5. Don’t be tempted to think every staff member and volunteer must have lived experience in order to be truly ‘doing co-production’. Whilst there’s undoubtedly a richness to having such a gathering together of expertise, there’s also a vulnerability - both for the organisation and the individuals within it. For instance, if someone becomes unwell their workload passes to a colleague. The heightened stress of managing additional responsibilities may result in them also needing to take some time off sick. Without the stabilising presence of people who have different strengths and needs, you can very quickly find yourself facing a domino effect. Having diversity in your team provides stability.

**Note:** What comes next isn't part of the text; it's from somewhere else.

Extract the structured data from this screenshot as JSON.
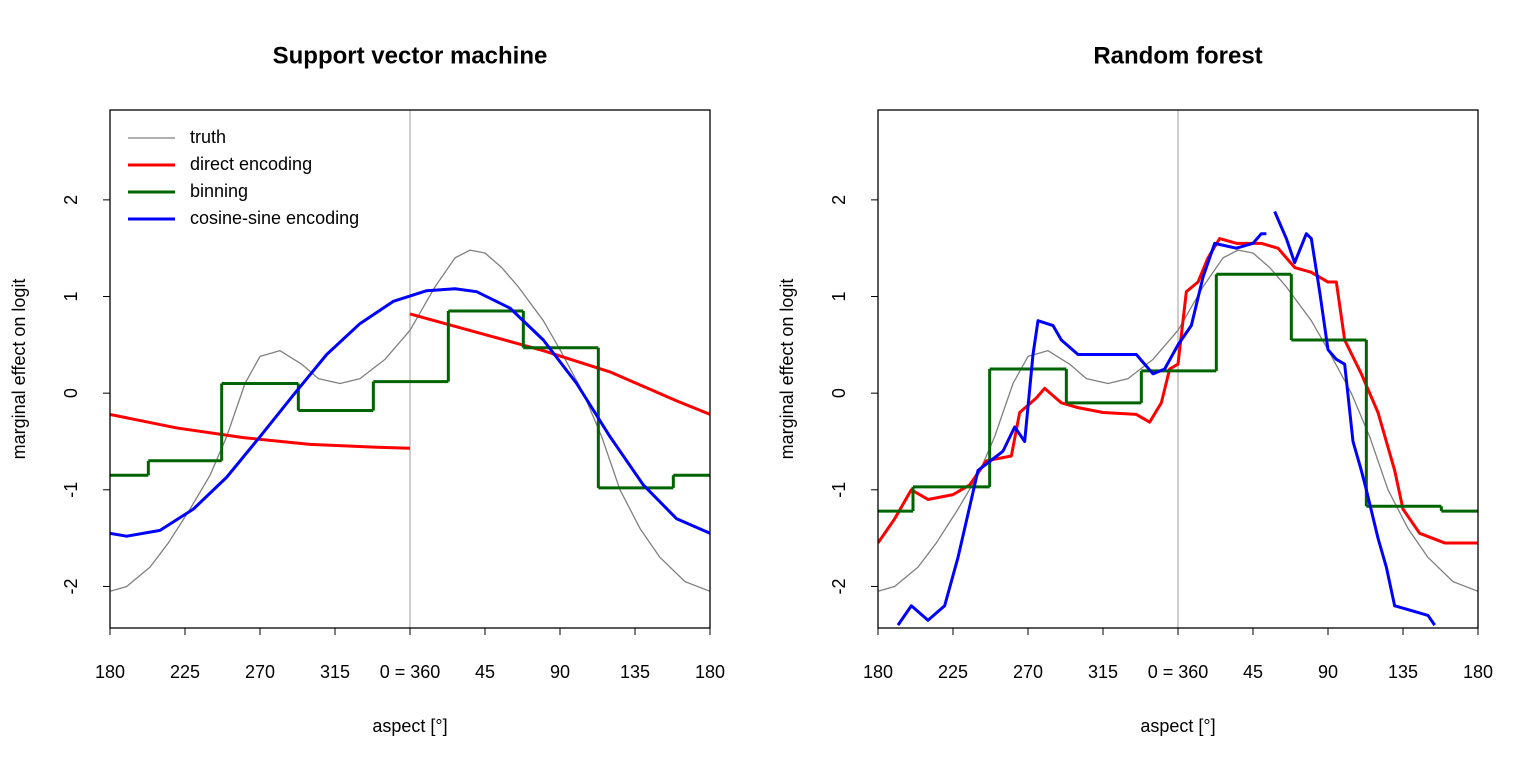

If you’re an organisation wondering if this approach might be for you, I’d give you an enthusiastic ‘yes’ and promise that I’ll be cheerleading you all the way! I firmly believe that co-production can enhance work in any setting, and even small steps can yield results. If you’re an organisation who’s already talking the co-production talk, I’d ask that you take some time to have an honest conversation with yourself – are you truly embedding this approach? Or are you simply paying lip-service? There is no reason why you can’t change course – slow things down, get curious, ask the right questions, and find out how you can make this into something that really serves your work and amplifies peoples’ voices.